Federer was born July 23, 1920, in Vienna. After emigrating to the US in 1938, he studied mathematics and physics at the University of California, Berkeley, earning the Ph.D. as a student of A.P. Morse in 1944. He then spent virtually his entire career as a member of the Brown University Mathematics Department, where he currently holds the title of Professor Emeritus.
Federer's mathematical work separates thematically into the periods before and after his watershed 1960 paper Normal and integral currents, co-authored with Brown colleague Wendell Fleming. That paper provided the first satisfactory general solution to the so-called Plateau problem--the problem of finding a (k+1)-dimensional least-area surface spanning a given k-dimensional boundary cycle in n-dimensional Euclidean space. Their solution inaugurated a new and fruitful period of research on a large class of geometric variational problems--especially minimal surfaces--via what came to be known as Geometric Measure Theory.
Federer is a member of the National Academy of Sciences. In 1987, he and Fleming won the American Mathematical Society's Steele Prize "for their pioneering work in Normal and Integral currents."

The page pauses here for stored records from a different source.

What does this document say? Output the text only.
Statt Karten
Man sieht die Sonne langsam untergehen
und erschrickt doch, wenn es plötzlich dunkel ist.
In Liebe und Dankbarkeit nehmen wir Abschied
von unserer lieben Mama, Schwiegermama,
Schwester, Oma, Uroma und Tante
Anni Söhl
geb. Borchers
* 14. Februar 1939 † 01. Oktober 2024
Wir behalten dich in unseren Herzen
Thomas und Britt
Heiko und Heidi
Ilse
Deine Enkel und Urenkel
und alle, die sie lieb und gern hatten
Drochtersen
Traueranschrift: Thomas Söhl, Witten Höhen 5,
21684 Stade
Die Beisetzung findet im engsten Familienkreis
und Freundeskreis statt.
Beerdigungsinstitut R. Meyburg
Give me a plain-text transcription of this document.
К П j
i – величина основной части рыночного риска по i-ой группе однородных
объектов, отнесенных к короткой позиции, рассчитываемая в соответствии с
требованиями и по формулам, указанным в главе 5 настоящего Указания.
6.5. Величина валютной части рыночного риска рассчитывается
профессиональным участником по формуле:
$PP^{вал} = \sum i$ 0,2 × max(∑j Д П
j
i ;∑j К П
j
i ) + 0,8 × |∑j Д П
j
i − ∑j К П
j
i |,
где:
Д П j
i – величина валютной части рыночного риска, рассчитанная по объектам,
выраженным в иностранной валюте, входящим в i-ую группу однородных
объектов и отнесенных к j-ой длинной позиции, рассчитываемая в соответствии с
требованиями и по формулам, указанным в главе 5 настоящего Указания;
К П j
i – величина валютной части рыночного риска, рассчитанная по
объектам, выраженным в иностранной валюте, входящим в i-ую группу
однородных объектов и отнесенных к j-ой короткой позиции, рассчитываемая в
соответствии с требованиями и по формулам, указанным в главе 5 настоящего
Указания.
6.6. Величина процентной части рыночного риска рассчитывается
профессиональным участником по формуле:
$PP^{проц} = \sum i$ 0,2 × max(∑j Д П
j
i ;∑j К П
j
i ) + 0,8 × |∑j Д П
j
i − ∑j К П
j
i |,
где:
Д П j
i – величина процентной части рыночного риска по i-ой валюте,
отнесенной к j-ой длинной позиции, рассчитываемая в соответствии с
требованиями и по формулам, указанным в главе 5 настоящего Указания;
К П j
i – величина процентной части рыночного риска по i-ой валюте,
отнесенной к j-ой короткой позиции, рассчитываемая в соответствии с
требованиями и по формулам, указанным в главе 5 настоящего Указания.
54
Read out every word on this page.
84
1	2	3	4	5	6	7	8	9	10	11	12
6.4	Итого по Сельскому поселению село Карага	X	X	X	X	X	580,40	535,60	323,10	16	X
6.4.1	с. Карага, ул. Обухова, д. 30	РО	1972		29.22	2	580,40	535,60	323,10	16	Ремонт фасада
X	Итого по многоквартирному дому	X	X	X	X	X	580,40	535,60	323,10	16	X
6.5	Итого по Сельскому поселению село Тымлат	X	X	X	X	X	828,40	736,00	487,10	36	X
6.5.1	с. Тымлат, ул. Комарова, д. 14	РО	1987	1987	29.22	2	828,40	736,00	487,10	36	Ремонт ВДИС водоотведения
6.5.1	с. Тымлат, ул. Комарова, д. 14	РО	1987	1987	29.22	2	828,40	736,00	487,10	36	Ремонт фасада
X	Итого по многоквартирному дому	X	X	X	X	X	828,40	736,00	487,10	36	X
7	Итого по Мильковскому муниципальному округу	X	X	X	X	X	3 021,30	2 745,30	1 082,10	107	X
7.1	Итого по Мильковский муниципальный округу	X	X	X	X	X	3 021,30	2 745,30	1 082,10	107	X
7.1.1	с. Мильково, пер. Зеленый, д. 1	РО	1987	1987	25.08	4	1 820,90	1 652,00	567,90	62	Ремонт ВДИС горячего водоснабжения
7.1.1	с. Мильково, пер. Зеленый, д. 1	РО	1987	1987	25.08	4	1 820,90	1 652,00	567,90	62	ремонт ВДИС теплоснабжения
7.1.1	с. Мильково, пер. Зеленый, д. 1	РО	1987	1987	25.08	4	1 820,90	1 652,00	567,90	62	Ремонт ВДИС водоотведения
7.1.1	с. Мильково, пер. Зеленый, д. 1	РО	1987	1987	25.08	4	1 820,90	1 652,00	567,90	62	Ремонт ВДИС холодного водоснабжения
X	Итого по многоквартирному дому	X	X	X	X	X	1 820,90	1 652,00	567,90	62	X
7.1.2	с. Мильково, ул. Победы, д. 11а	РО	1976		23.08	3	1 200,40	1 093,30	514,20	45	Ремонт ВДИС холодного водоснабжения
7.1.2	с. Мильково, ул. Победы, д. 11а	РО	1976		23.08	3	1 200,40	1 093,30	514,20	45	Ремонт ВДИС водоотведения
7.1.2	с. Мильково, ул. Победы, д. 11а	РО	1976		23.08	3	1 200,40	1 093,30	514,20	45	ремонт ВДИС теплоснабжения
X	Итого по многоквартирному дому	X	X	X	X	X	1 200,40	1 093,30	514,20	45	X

During the 15 years or so years prior to that paper, Federer worked at the technical interface of geometry and measure theory. He focused particularly on surface area, rectifiability of sets, and the extent to which one could substitute rectifiability for smoothness in the analysis of surfaces. His 1947 paper on the rectifiable subsets of n-space characterized purely unrectifiable sets by their "invisibility" under almost all projections. A. S. Besicovitch had proven this for 1-dimensional sets in the plane, but Federer's generalization, valid for subsets of arbitrary dimension in any Euclidean space, was a major technical accomplishment, and later played a key role in Normal and Integral Currents.
In 1958, Federer wrote Curvature Measures, a paper that took some early steps toward understanding second-order properties of surfaces lacking the differentiability properties typically assumed in order to discuss curvature. He also developed and named what he called the "co-area formula" in that paper. That formula has become a standard analytical tool.
Federer is perhaps best known for his treatise Geometric Measure Theory ("GMT"), published in 1969. Intended as both a text and a reference work, the book is unusually complete, general and authoritative: Its nearly 600 pages cover a substantial amount of linear and multilinear algebra, give a profound treatment of measure theory, integration and differentiation, and then move on to rectifiability, theory of currents, and finally, variational applications. Nevertheless, the book's unique style exhibits a rare and artistic economy that still inspires admiration, respect--and exasperation.
Federer's wrote more than thirty research papers in addition to the book GMT. The Mathematics Genealogy Project assigns him nine Ph.D. students and well over a hundred subsequent descendants. His most productive students include the late Frederick J. Almgren Jr (1933-1997 ) a professor at Princeton for 35 years, and his last student, Robert Hardt, now at Rice University.